Результаты Мутинской войны — снятие осады с Мутины и бегство Антония из Италии — были восприняты в Риме как выдающаяся победа сената — той сенаторской группировки, которая вела последовательную антицезарианскую политику. В Риме царило ликование; радостно возбужденная толпа заставила Цицерона говорить народу с ростр; на следующий день Цицерон держал речь в сенате; сенат по предложению Цицерона объявил Антония (наконец-то!) врагом отечества, и это означало, что сенаторское большинство уверилось в окончательном поражении Антония. Специальная комиссия должна была проверить действия Антония и расследовать его злоупотребления в связи с использованием документов Цезаря. Не были забыты и победители: Дециму Юнию Бруту был предоставлен триумф, а Октавиану — всего лишь овация.
Командование войсками, предназначавшимися для дальнейшей борьбы с Антонием, также было поручено Дециму Бруту. В оскорбительной для Октавиана форме его солдатам было объявлено, что только часть из них получит награды и денежные выдачи; предполагалось, что в его армию будет внесен раскол. Этого не случилось, но в ней воцарилось глубокое недовольство действиями сената.
Все отмеченные выше решения были чрезвычайно важными и симптоматичными. Они возвещали наступление нового тура политической борьбы, где основными противниками должны были стать сенат и Октавиан. Собственно, сенат стремился отстранить Октавиана от активной военно-политической деятельности. Особенно существенно было то, что сенат постановил передать Сексту Помпею власть над морем, Марку Бруту — Македонию, а Кассию — Сирию. До Октавиана дошло высказывание Цицерона, что «юнца следует восхвалить, разукрасить, поднять»; смысл этого описания был очевиден: речь шла не столько о земных почестях, сколько о погребальном обряде. Октавиан заявлял, что не допустит ничего подобного, и, конечно, такие остроты не способствовали укреплению взаимного согласия между Октавианом и Цицероном. К тому же, сравнительно быстро выяснилось, что избавиться от Октавиана далеко не просто.

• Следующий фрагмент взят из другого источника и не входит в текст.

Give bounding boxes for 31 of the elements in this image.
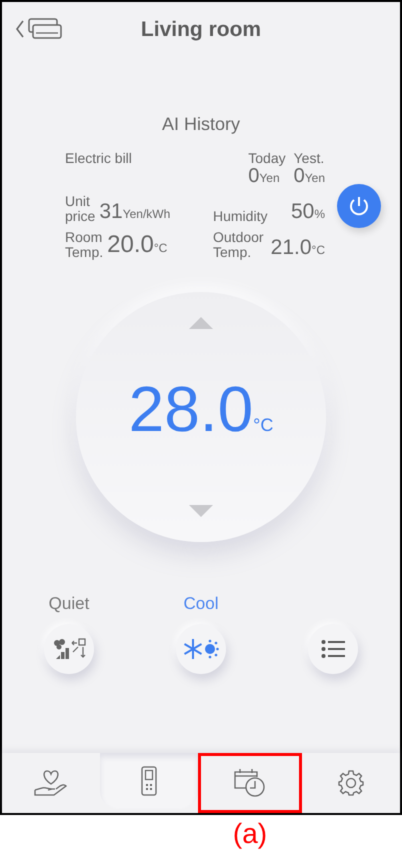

Октавиан не скрывал своего недовольства, и сенат решил его успокоить. Однако, не давая ему должности консула, к чему Октавиан стремился, сенат предоставил Октавиану ранг сенатора-консуляра и право голосовать вместе с бывшими консулами. Впрочем, Октавиан до поры до времени не отказывался от заигрывания с сенаторами. Децим Брут вскоре после снятия осады с Мутины встретился с ним; если до разговора он Октавиану не доверял, то после свидания его отношение переменилось в благоприятную сторону. В Риме встал вопрос о наделении ветеранов землей, и Децим Брут указывал на опасность, проистекающую из того, что ни он сам, ни Октавиан в соответствующую комиссию не входят. И все же это маневрирование не могло заслонить того факта, что Октавиан не передал Дециму Бруту свои войска, на которые тот рассчитывал, и явно демонстрировал свое нежелание продолжать войну с Антонием. Это видел и Брут, жаловавшийся Цицерону: «Если бы Цезарь (Октавиан. — И. Ш.) меня послушал и перешел Аппеннины, я загнал бы Антония в такие теснины, что с ним было бы покончено скорее голодом, чем железом, но ни Цезарю нельзя приказать, ни Цезарь не может приказать своему войску; и то, и другое скверно». Из лагеря Октавиана доносились еще более тревожные рассказы, явно рассчитанные на цезарианцев, которые могли быть недовольны намечавшимся, хотя и иллюзорным, сближением Октавиана с убийцами Цезаря: никакого свидания в сущности не было; Децим Брут прислал к Октавиану послов с изъявлениями благодарности, а он, Октавиан, эту благодарность отверг. «Я не Децима прибыл спасать, — будто бы говорил он, — а с Антонием воевать, с которым я могу когда-нибудь и помириться, а с Децимом все мое существо противится и видеться, и разговаривать! Пускай он спасается, пока граждане так решают». Децим в ответ на такие речи будто бы громко прочитал с другого берега решение сената о предоставлении ему управления Галлией и запретил Октавиану без консулов переправляться через реку в чужую провинцию. Эти слухи едва ли соответствовали реальному положению вещей, и все же они содержали и смертельную угрозу Дециму Бруту, и предложение Антонию.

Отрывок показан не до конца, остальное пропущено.